Under that short-term residential occupancy ordinance, whole homes and short-term vacation rentals would be limited to 1%, with the exception of Mission Beach where 30% of homes can be rented. For Mission Beach specifically, the boardwalk is lined with rentals, and San Diego resident Chris Lore wants it to stay that way.

“You know, again, I just think that people purchase these homes for investments. That’s their right to use them in that manner," Lore told NBC 7.

Ocean Beach resident Chip Seymour disagrees. He says the lack of oversight is having negative impacts on the coastal beach town.

"I’d like to see a lot less of it so there’s a lot more ownership for people that are local and people that are for this community and not just people that are trying to make a quick buck," Seymour said. 

Those rules that Seymour is hoping for are on hold.

According to Venus Molina, chief of staff to councilmember Jennifer Campbell, the California Coastal Commission has to weigh in on the short-term rental regulations before a new date can be set. 

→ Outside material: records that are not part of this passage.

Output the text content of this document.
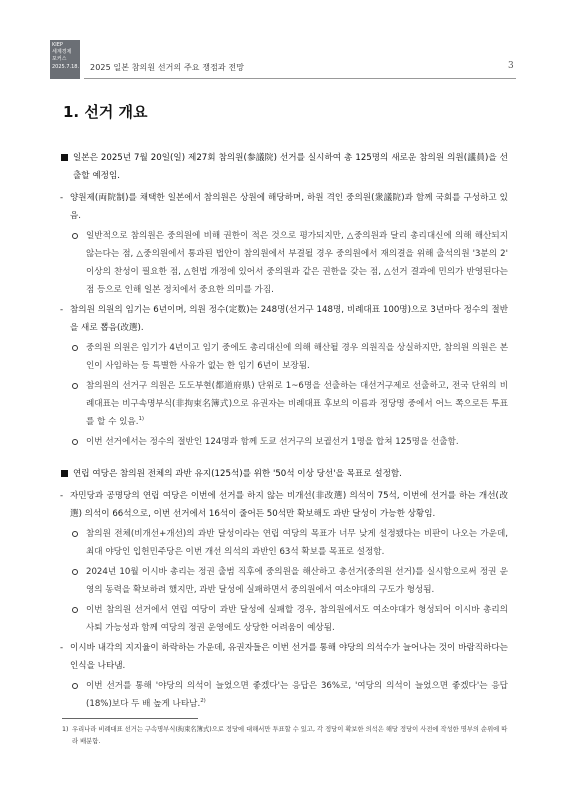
KIEP
세계경제
포커스
2025.7.18. 2025 일본 참의원 선거의 주요 쟁점과 전망	3
1. 선거 개요
일본은 2025년 7월 20일(일) 제27회 참의원(参議院) 선거를 실시하여 총 125명의 새로운 참의원 의원(議員)을 선출할 예정임.
- 양원제(両院制)를 채택한 일본에서 참의원은 상원에 해당하며, 하원 격인 중의원(衆議院)과 함께 국회를 구성하고 있음.
일반적으로 참의원은 중의원에 비해 권한이 적은 것으로 평가되지만, △중의원과 달리 총리대신에 의해 해산되지 않는다는 점, △중의원에서 통과된 법안이 참의원에서 부결될 경우 중의원에서 재의결을 위해 출석의원 '3분의 2' 이상의 찬성이 필요한 점, △헌법 개정에 있어서 중의원과 같은 권한을 갖는 점, △선거 결과에 민의가 반영된다는 점 등으로 인해 일본 정치에서 중요한 의미를 가짐.
- 참의원 의원의 임기는 6년이며, 의원 정수(定数)는 248명(선거구 148명, 비례대표 100명)으로 3년마다 정수의 절반을 새로 뽑음(改選).
중의원 의원은 임기가 4년이고 임기 중에도 총리대신에 의해 해산될 경우 의원직을 상실하지만, 참의원 의원은 본인이 사임하는 등 특별한 사유가 없는 한 임기 6년이 보장됨.
참의원의 선거구 의원은 도도부현(都道府県) 단위로 1~6명을 선출하는 대선거구제로 선출하고, 전국 단위의 비례대표는 비구속명부식(非拘束名簿式)으로 유권자는 비례대표 후보의 이름과 정당명 중에서 어느 쪽으로든 투표를 할 수 있음.$^{1)}$
이번 선거에서는 정수의 절반인 124명과 함께 도쿄 선거구의 보궐선거 1명을 합쳐 125명을 선출함.
연립 여당은 참의원 전체의 과반 유지(125석)를 위한 '50석 이상 당선'을 목표로 설정함.
- 자민당과 공명당의 연립 여당은 이번에 선거를 하지 않는 비개선(非改選) 의석이 75석, 이번에 선거를 하는 개선(改選) 의석이 66석으로, 이번 선거에서 16석이 줄어든 50석만 확보해도 과반 달성이 가능한 상황임.
참의원 전체(비개선+개선)의 과반 달성이라는 연립 여당의 목표가 너무 낮게 설정됐다는 비판이 나오는 가운데, 최대 야당인 입헌민주당은 이번 개선 의석의 과반인 63석 확보를 목표로 설정함.
2024년 10월 이시바 총리는 정권 출범 직후에 중의원을 해산하고 총선거(중의원 선거)를 실시함으로써 정권 운영의 동력을 확보하려 했지만, 과반 달성에 실패하면서 중의원에서 여소야대의 구도가 형성됨.
이번 참의원 선거에서 연립 여당이 과반 달성에 실패할 경우, 참의원에서도 여소야대가 형성되어 이시바 총리의 사퇴 가능성과 함께 여당의 정권 운영에도 상당한 어려움이 예상됨.
- 이시바 내각의 지지율이 하락하는 가운데, 유권자들은 이번 선거를 통해 야당의 의석수가 늘어나는 것이 바람직하다는 인식을 나타냄.
이번 선거를 통해 '야당의 의석이 늘었으면 좋겠다'는 응답은 36%로, '여당의 의석이 늘었으면 좋겠다'는 응답(18%)보다 두 배 높게 나타남.$^{2)}$
1) 우리나라 비례대표 선거는 구속명부식(拘束名簿式)으로 정당에 대해서만 투표할 수 있고, 각 정당이 확보한 의석은 해당 정당이 사전에 작성한 명부의 순위에 따라 배분함.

"I’d like to see, obviously, limited to a certain amount because it’s at a point where we’ve lost a lot of community, as I mentioned before, where we’ve got certain pockets in our community where we’ve got so many Airbnb’s there’s just no buy into what everyone else is trying to do to make this a better place," Seymour said. 

Neighbor Mario Flores doesn't want more regulations. He wants to keep things the way they are and let the economy reap the benefit. 

“So, tourists dollars is tourists dollars, that’s a good sign, that’s good," Flores said. "That’s a benefit we have on the beach.”

It's a benefit that could soon face limitations for short-term rentals.

Molina said the city is actively meeting with the California Coastal Commission ahead of the hearing with the agency, which is set for March. The effective date of the short-term rental law will come after approval from the coastal commission, according to Molina.